Et puis, pour aller plus loin, vous savez, ce sont les gens qui sont essentiels pour surmonter les obstacles.
Et c'est en quelque sorte là toute la beauté d'une pratique de l'espoir. Bon nombre des modèles existants qui abordent ou s'approchent de cette approche de la réflexion sur l'espoir se concentrent souvent uniquement sur le niveau individuel. On se demande alors : « Que peux-tu faire et comment peux-tu t'en sortir en tant qu'individu ? » et « Comment avancer sur ton propre chemin ? »
Mais d'après nos recherches, et lorsque nous replaçons cela dans le contexte du monde du travail, nous constatons que cela ne se produit pas en vase clos. Les employés ne sont pas livrés à eux-mêmes.
Tout comme une culture d'entreprise dynamique repose sur l'interaction entre collègues, équipes et dirigeants, une communauté solide au sein de l'entreprise aide à surmonter les obstacles et renforce un climat d'espoir.

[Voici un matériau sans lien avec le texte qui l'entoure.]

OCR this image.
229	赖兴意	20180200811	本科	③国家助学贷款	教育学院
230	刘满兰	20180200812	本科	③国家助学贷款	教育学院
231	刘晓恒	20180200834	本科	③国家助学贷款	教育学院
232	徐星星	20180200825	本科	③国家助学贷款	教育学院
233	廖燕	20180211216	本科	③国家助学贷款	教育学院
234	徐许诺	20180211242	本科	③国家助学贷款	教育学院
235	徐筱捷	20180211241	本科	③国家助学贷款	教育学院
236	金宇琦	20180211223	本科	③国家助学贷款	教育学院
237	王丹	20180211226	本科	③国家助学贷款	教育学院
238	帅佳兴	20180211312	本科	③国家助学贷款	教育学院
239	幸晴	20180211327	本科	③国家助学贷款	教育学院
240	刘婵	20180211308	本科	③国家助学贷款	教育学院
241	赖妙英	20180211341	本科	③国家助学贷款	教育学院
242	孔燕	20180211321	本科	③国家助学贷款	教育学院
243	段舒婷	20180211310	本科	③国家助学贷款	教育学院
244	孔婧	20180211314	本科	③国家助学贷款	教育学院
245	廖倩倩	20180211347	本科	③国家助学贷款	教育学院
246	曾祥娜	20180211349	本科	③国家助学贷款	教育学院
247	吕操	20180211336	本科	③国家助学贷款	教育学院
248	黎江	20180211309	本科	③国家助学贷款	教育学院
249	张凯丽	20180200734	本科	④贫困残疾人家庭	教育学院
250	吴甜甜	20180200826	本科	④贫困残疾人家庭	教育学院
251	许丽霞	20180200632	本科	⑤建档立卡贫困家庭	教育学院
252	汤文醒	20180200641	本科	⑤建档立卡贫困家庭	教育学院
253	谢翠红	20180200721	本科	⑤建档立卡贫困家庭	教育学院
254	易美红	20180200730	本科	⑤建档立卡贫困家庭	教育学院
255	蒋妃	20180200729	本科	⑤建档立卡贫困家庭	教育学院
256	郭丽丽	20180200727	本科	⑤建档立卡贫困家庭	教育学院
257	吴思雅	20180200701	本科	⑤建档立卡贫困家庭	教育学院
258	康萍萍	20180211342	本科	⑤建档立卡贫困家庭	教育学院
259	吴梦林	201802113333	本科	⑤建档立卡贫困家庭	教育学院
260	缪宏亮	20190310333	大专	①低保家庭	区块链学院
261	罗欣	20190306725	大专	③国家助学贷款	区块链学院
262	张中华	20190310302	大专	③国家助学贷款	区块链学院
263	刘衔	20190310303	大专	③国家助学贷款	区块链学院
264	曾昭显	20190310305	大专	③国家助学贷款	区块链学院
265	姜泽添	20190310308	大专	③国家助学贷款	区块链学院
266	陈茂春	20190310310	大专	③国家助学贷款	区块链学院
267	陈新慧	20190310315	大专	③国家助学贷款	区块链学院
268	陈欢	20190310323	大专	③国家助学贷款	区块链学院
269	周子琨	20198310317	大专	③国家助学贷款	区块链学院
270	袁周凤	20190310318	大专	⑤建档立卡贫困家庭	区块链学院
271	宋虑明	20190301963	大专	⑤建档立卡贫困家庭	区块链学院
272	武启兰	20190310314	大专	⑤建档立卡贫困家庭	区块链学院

Cela se produit lorsque les collègues et les dirigeants apportent conseils, soutien et encouragement à toutes les étapes du parcours professionnel d'un employé. Nos recherches le confirment.
Voici quelques chiffres à titre d'exemple. Vous savez, lorsque les employés ont des interactions positives avec leurs équipes et leurs responsables, lorsqu'ils sont encouragés à atteindre leurs objectifs, lorsqu'ils sentent que leurs équipes et leurs responsables les soutiennent dans la réalisation de leurs objectifs, ils apportent une énergie positive au travail. Le sentiment d'espoir chez l'individu s'en trouve considérablement renforcé.
D'accord.
Nous avons donc abordé beaucoup de choses ici, et nous avons en quelque sorte présenté une nouvelle façon d'envisager l'espoir. Revenons un instant en arrière pour comparer la pratique de l'espoir à cette approche du « vœu pieux » dont nous avons parlé au début, et replaçons-les dans le contexte du monde du travail.
Avec cette approche « en espérant que ça marche », vous pouvez certes espérer que le projet sur lequel vous travaillez aboutisse, mais ce souhait ne vous oblige pas à faire quoi que ce soit de particulier pour y parvenir. Vous faites votre part, puis vous espérez que l'équipe produit comprenne vos recherches, que le service marketing sache interpréter correctement vos données, et que l'équipe créative parvienne d'une manière ou d'une autre à transmettre l'histoire de vos recherches qui est enfermée dans votre tête.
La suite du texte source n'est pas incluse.